1. E Balaam, vedendo che piaceva all’Eterno di benedire Israele, non ricorse come le altre volte alla magia, ma voltò la faccia verso il deserto.
  2. E, alzati gli occhi, Balaam vide Israele accampato tribù per tribù; e lo spirito di Dio fu sopra lui.
  3. E Balaam pronunziò il suo oracolo e disse: «Così dice Balaam, figliuolo di Beor, così dice l’uomo che ha l’occhio aperto,
  4. così dice colui che ode le parole di Dio, colui che contempla la visione dell’Onnipotente, colui che si prostra e a cui s’aprono gli occhi:
  5. Come son belle le tue tende, o Giacobbe, le tue dimore, o Israele!
  6. Esse si estendono come valli, come giardini in riva ad un fiume, come aloe piantati dall’Eterno, come cedri vicini alle acque.
  7. L’acqua trabocca dalle sue secchie, la sua semenza è bene adacquata, il suo re sarà più in alto di Agag, e il suo regno sarà esaltato.
  8. Iddio che l’ha tratto d’Egitto, gli dà il vigore del bufalo. Egli divorerà i popoli che gli sono avversari, frantumerà loro le ossa, li trafiggerà con le sue frecce.
  9. Egli si china, s’accovaccia come un leone, come una leonessa: chi lo farà rizzare? Benedetto chiunque ti benedice maledetto chiunque ti maledice!»
  10. Allora l’ira di Balak s’accese contro Balaam; e Balak, battendo le mani, disse a Balaam: «Io t’ho chiamato per maledire i miei nemici, ed ecco che li hai benedetti già per la terza volta.
  11. Or dunque fuggitene a casa tua! Io avevo detto che ti colmerei di onori; ma, ecco, l’Eterno ti rifiuta gli onori».
  12. E Balaam rispose a Balak: «E non dissi io, fin da principio, agli ambasciatori che mi mandasti:
  13. Quand’anche Balak mi desse la sua casa piena d’argento e d’oro, non potrei trasgredire l’ordine dell’Eterno per far di mia iniziativa alcun che di bene o di male; ciò che l’Eterno dirà, quello dirò?
  14. Ed ora, ecco, io me ne vado al mio popolo; vieni, io t’annunzierò ciò che questo popolo farà al popolo tuo nei giorni avvenire».

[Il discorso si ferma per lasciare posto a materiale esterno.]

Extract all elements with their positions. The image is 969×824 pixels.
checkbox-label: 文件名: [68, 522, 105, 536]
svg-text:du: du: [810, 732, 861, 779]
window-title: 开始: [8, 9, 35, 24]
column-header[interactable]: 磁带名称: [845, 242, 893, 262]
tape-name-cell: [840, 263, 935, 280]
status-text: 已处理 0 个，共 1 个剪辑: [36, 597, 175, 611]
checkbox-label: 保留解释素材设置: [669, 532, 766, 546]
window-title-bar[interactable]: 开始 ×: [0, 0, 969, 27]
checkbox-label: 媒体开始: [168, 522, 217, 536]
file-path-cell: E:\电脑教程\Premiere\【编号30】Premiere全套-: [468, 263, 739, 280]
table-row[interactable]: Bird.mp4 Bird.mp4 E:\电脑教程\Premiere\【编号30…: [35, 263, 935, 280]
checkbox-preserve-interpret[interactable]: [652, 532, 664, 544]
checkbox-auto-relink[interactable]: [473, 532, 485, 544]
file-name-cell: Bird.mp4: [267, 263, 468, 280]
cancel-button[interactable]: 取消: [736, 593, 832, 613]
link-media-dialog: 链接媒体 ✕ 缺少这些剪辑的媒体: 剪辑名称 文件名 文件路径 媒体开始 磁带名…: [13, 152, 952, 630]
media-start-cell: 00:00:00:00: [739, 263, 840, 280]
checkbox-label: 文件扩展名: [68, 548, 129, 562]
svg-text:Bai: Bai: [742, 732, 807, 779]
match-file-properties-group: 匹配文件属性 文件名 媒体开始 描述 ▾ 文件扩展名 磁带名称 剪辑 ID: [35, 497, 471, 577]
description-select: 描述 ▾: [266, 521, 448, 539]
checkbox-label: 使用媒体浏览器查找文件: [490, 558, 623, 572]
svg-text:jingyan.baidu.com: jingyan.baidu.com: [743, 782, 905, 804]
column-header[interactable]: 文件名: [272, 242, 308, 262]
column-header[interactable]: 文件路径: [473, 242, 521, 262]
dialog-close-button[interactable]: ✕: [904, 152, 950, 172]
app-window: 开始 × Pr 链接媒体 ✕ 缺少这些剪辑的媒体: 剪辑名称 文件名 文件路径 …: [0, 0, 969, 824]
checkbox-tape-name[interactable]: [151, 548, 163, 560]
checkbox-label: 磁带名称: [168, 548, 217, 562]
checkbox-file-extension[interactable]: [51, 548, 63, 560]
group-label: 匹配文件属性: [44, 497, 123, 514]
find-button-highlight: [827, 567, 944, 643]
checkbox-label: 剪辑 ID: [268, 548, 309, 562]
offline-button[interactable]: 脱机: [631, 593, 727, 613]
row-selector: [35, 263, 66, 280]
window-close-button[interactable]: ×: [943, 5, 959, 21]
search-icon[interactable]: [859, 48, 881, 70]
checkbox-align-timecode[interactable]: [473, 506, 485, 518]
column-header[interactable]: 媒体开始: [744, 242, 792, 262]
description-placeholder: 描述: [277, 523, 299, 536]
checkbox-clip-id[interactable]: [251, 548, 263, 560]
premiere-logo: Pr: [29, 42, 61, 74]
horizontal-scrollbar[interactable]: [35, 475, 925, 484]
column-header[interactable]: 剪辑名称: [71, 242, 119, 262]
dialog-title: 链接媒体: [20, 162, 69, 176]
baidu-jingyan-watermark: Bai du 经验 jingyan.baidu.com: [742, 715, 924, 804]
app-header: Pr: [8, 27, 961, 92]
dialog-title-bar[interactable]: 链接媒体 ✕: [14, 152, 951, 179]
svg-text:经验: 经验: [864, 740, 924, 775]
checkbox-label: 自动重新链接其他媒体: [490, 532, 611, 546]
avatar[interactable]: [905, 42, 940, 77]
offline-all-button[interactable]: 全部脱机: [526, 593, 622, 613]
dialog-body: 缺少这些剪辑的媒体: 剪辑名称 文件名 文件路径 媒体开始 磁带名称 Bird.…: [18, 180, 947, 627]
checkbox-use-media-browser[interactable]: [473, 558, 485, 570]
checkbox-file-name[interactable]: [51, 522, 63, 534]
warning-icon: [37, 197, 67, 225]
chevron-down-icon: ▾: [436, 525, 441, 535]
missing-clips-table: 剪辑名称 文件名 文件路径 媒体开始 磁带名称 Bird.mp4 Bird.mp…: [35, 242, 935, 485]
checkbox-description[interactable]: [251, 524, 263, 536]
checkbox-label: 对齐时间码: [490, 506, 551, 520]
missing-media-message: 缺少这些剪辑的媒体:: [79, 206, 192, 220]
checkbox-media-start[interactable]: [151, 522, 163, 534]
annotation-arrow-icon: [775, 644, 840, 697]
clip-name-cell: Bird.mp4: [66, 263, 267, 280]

  15. Allora Balaam pronunziò il suo oracolo e disse: «Così dice Balaam, figliuolo di Beor; così dice l’uomo che ha l’occhio aperto,
  16. così dice colui che ode le parole di Dio, che conosce la scienza dell’Altissimo, che contempla la visione dell’Onnipotente, colui che si prostra e a cui s’aprono gli occhi:
  17. Lo vedo, ma non ora; lo contemplo, ma non vicino: un astro sorge da Giacobbe, e uno scettro s’eleva da Israele, che colpirà Moab da un capo all’altro e abbatterà tutta quella razza turbolenta.
  18. S’impadronirà di Edom, s’impadronirà di Seir, suo nemico; Israele farà prodezze.
  19. Da Giacobbe verrà un dominatore che sterminerà i superstiti delle città.
  20. Balaam vide anche Amalek, e pronunziò il suo oracolo, dicendo: »Amalek è la prima delle nazioni ma il suo avvenire fa capo alla rovina«.
  21. Vide anche i Kenei, e pronunziò il suo oracolo, dicendo: »La tua dimora è solida e il tuo nido è posto nella roccia;
  22. nondimeno, il Keneo dovrà essere devastato, finché l’Assiro ti meni in cattività«.
  23. Poi pronunziò di nuovo il suo oracolo e disse: »Ahimè! Chi sussisterà quando Iddio avrà stabilito colui?
  24. Ma delle navi verranno dalle parti di Kittim e umilieranno Assur, umilieranno Eber, ed egli pure finirà per esser distrutto".
  25. Poi Balaam si levò, partì e se ne tornò a casa sua; e Balak pure se ne andò per la sua strada.